One of the many interests of Professor Harries is the question of medical ethics - an area in which he has published numerous articles and held a number of top positions. He chaired the Lords Select Committee on Stem Cell Research, was a member of the Nuffield Council on Bioethics from 2002 to 2008 and he chairs the Ethics and Law Advisory Group of the Human Fertilisation and Embryology Authority (HFEA).

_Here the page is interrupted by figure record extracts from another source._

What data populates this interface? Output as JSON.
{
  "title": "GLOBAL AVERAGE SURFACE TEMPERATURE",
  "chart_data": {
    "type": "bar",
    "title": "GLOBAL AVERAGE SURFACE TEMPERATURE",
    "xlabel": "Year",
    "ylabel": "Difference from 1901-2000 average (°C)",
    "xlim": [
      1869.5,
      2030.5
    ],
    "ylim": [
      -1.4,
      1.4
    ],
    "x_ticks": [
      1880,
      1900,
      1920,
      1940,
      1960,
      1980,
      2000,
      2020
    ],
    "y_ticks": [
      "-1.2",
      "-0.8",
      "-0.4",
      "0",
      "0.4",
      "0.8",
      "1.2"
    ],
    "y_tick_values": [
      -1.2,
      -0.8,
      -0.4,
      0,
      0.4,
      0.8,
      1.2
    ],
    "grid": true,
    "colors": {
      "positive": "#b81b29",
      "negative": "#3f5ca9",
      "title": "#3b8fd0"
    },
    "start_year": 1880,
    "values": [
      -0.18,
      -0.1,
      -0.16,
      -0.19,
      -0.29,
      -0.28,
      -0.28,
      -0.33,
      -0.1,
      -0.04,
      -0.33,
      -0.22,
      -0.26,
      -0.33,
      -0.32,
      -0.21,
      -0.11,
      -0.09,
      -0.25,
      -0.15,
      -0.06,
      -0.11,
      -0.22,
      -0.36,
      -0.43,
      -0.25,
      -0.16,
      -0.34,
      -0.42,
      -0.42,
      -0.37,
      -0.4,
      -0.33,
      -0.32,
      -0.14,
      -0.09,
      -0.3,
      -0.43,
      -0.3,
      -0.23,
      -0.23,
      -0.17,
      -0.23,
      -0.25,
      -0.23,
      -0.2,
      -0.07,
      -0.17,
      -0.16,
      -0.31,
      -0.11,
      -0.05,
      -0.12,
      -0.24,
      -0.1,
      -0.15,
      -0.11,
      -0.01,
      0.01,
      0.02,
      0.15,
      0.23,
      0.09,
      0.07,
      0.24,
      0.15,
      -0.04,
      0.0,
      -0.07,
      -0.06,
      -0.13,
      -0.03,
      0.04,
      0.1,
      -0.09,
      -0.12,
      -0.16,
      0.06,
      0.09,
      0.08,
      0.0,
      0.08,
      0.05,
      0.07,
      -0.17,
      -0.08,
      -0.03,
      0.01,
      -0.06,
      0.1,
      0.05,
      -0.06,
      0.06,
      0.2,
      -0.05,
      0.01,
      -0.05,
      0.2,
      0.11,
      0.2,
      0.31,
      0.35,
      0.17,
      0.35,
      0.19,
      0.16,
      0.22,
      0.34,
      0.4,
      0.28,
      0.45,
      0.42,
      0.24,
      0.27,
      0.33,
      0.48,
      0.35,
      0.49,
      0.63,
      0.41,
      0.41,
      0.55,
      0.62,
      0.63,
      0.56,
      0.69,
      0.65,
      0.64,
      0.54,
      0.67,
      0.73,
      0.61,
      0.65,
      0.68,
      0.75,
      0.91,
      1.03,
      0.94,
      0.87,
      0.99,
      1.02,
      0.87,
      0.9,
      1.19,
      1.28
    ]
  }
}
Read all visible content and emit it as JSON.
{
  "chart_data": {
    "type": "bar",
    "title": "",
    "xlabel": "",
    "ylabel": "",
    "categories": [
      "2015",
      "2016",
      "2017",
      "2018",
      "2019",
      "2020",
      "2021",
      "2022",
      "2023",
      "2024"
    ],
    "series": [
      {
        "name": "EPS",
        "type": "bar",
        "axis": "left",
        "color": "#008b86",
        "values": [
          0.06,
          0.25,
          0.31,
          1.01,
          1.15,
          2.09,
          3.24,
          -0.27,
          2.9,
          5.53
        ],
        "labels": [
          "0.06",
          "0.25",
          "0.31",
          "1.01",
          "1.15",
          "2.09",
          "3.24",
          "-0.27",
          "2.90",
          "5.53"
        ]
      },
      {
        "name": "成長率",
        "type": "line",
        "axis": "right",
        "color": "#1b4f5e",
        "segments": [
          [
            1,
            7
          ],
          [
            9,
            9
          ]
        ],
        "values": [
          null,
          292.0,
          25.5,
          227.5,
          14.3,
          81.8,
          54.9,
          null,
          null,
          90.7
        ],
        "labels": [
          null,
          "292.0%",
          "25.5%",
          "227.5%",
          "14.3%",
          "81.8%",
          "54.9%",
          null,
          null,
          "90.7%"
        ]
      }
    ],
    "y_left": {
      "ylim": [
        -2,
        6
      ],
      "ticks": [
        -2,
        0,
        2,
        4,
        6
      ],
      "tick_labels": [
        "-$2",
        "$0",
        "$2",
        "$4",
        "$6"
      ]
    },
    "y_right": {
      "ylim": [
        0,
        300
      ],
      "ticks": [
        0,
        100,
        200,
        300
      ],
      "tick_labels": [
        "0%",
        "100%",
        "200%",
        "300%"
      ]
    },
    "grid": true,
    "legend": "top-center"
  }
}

Professor Harries has published 26 books and numerous articles, covering a wide range of interests, most recently, Faith in Politics? Rediscovering the Christian roots of our political values and Issues of Life and Death: Christian faith and medical intervention. His other books include: Art and the Beauty of God (Mowbrays, 1993), Christianity and War in the Nuclear Age (Mowbrays, 1986), Is there a Gospel for the Rich? (Mowbrays, 1992), After the Evil: Christianity and Judaism after the Holocaust (OUP, 2003), C. S. Lewis: The Man and his God (Collins, 1987), and a collection of his contributions to 'Thought for the Day' on Radio 4's Today Programme to which he has been a regular contributor since 1972, In Gladness of Today (Harper Collins, 1999).